Scholars Oppose US Government Austerity Moves

By James Rainey
Los Angeles Times, October 29, 2012. All Rights Reserved.

The idea of expansive government and greater spending to prop up a still flagging economy has gotten little support this election year.

But two economists issued a warning Monday of a renewed recession if the government continues to restrict spending — particularly with the sharp tax increases and spending cuts scheduled for early next year.

“American austerity is precisely the wrong policy at precisely the wrong time,” Dimitri B. Papadimitriou and Greg Hannsgen wrote in their paper comparing American economic strategies with those in Europe.  “Austerity policies can only make a recession worse, as government layoffs and wage cuts undermine already-weak consumer demand, investment and tax revenues.”

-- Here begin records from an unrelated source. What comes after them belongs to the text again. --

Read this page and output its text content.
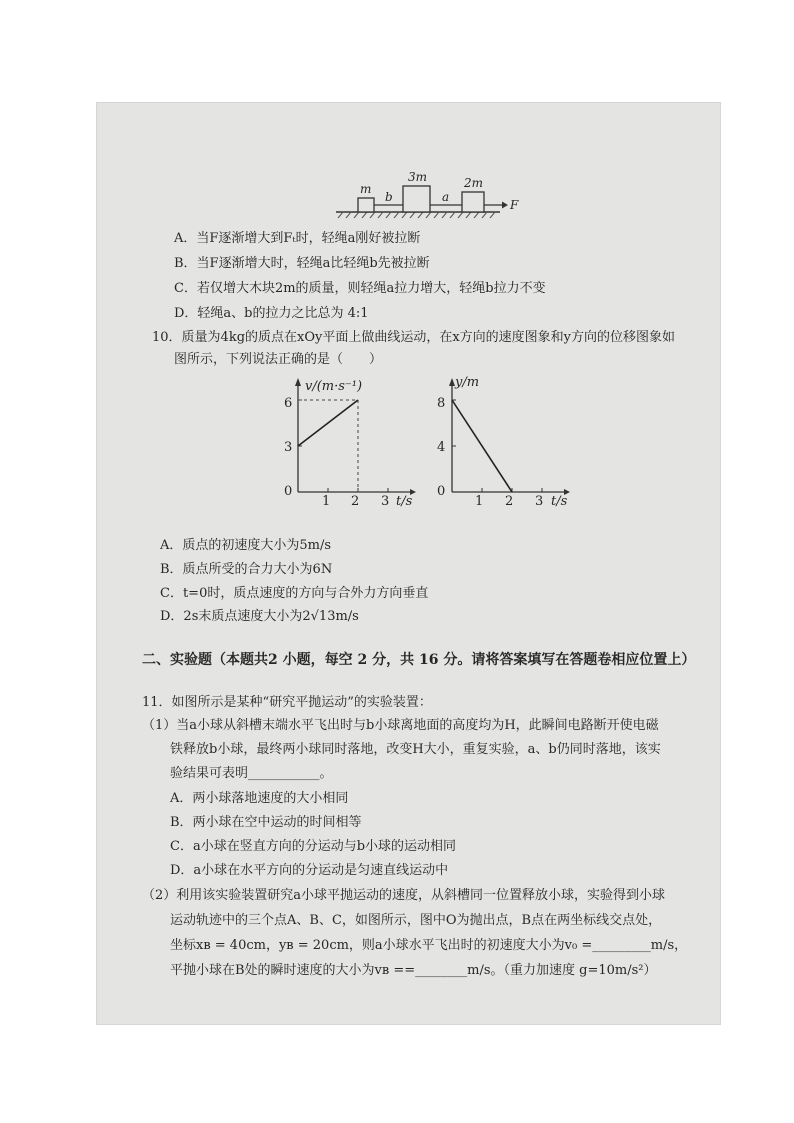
m
3m	2m
b	a
F
A．当F逐渐增大到Fₜ时，轻绳a刚好被拉断
B．当F逐渐增大时，轻绳a比轻绳b先被拉断
C．若仅增大木块2m的质量，则轻绳a拉力增大，轻绳b拉力不变
D．轻绳a、b的拉力之比总为 4:1
10．质量为4kg的质点在xOy平面上做曲线运动，在x方向的速度图象和y方向的位移图象如
图所示，下列说法正确的是（　　）
v/(m·s⁻¹)
t/s
0
6
3
1 2 3
y/m
t/s
0
8
4
1 2 3
A．质点的初速度大小为5m/s
B．质点所受的合力大小为6N
C．t=0时，质点速度的方向与合外力方向垂直
D．2s末质点速度大小为2√13m/s
二、实验题（本题共2 小题，每空 2 分，共 16 分。请将答案填写在答题卷相应位置上）
11．如图所示是某种“研究平抛运动”的实验装置：
（1）当a小球从斜槽末端水平飞出时与b小球离地面的高度均为H，此瞬间电路断开使电磁
铁释放b小球，最终两小球同时落地，改变H大小，重复实验，a、b仍同时落地，该实
验结果可表明___________。
A．两小球落地速度的大小相同
B．两小球在空中运动的时间相等
C．a小球在竖直方向的分运动与b小球的运动相同
D．a小球在水平方向的分运动是匀速直线运动中
（2）利用该实验装置研究a小球平抛运动的速度，从斜槽同一位置释放小球，实验得到小球
运动轨迹中的三个点A、B、C，如图所示，图中O为抛出点，B点在两坐标线交点处，
坐标xʙ = 40cm，yʙ = 20cm，则a小球水平飞出时的初速度大小为v₀ =_________m/s，
平抛小球在B处的瞬时速度的大小为vʙ ==________m/s。（重力加速度 g=10m/s²）
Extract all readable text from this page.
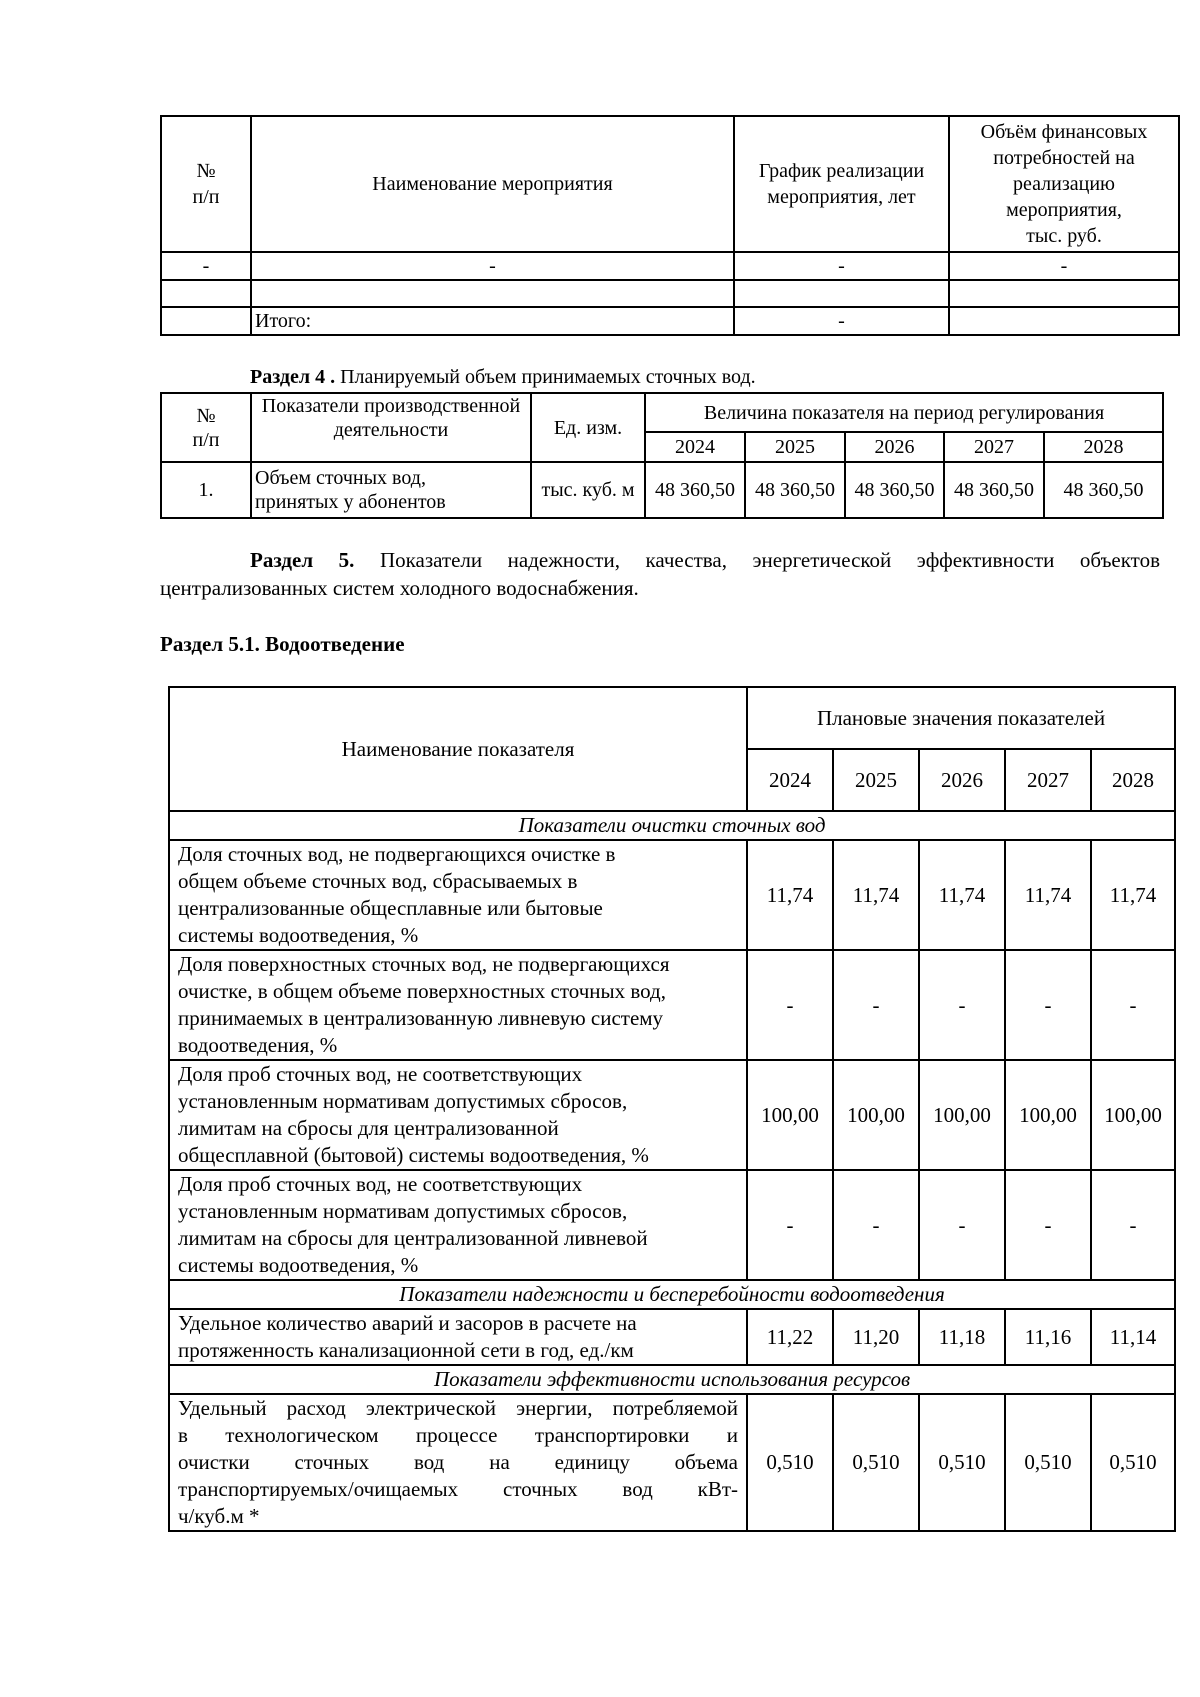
№
п/п	Наименование мероприятия	График реализации
мероприятия, лет	Объём финансовых
потребностей на
реализацию
мероприятия,
тыс. руб.
-	-	-	-

	Итого:	-	
Раздел 4 . Планируемый объем принимаемых сточных вод.
№
п/п	Показатели производственной
деятельности	Ед. изм.	Величина показателя на период регулирования				
			2024	2025	2026	2027	2028
1.	Объем сточных вод,
принятых у абонентов	тыс. куб. м	48 360,50	48 360,50	48 360,50	48 360,50	48 360,50
Раздел 5. Показатели надежности, качества, энергетической эффективности объектов
централизованных систем холодного водоснабжения.
Раздел 5.1. Водоотведение
Наименование показателя	Плановые значения показателей				
	2024	2025	2026	2027	2028
Показатели очистки сточных вод					
Доля сточных вод, не подвергающихся очистке в
общем объеме сточных вод, сбрасываемых в
централизованные общесплавные или бытовые
системы водоотведения, %	11,74	11,74	11,74	11,74	11,74
Доля поверхностных сточных вод, не подвергающихся
очистке, в общем объеме поверхностных сточных вод,
принимаемых в централизованную ливневую систему
водоотведения, %	-	-	-	-	-
Доля проб сточных вод, не соответствующих
установленным нормативам допустимых сбросов,
лимитам на сбросы для централизованной
общесплавной (бытовой) системы водоотведения, %	100,00	100,00	100,00	100,00	100,00
Доля проб сточных вод, не соответствующих
установленным нормативам допустимых сбросов,
лимитам на сбросы для централизованной ливневой
системы водоотведения, %	-	-	-	-	-
Показатели надежности и бесперебойности водоотведения					
Удельное количество аварий и засоров в расчете на
протяженность канализационной сети в год, ед./км	11,22	11,20	11,18	11,16	11,14
Показатели эффективности использования ресурсов					

Удельный расход электрической энергии, потребляемой
в технологическом процессе транспортировки и
очистки сточных вод на единицу объема
транспортируемых/очищаемых сточных вод кВт-
ч/куб.м *	0,510	0,510	0,510	0,510	0,510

Papadimitriou is president of the Levy Economics Institute at Bard College in New York. Hannsgen is a research scholar at the institute.

Their paper deals with conservative U.S. economic policy, in general, but specifically warns against the precipitous $500 billion in tax increases and budget cuts schedule to take effect Jan. 2. Congress and President Obama approved the actions as part of an earlier deal to raise the debt ceiling.

Both political parties in the U.S. agreed to the austerity measures. And Republican presidential nominee Mitt Romney warns against expansive spending that he says will put American on “the road to Greece.”

The two academics disagree, saying that Greece and other European nations have exacerbated their fiscal problems by clamping down on spending when their economies had already stalled. They called those actions a “fiscal trap.”

They described the trap as a "cycle that moves from a decline in demand to falling tax revenues, which in turn engender spending cuts and tax increases. Spending cuts and tax increases undercut the economy further, and the cycle continues.”

President Obama has said he is confident that he and Congress will work out a deal after next week’s election — and before the new Congress is sworn in later in January — to stave off the tax increases and cuts. But the president and congressional Republicans have disagreed on how to proceed, with Obama insisting on tax increases for the wealthiest Americans and Republicans demanding only budget cuts.

Papadimitriou and Hannsgen called for repealing the so-called budget “sequester,” without finding equivalent offsets in the federal budget. They also recommended maintaining a holiday on payroll taxes and increasing government spending “appropriately and responsibly when the economy contracts.”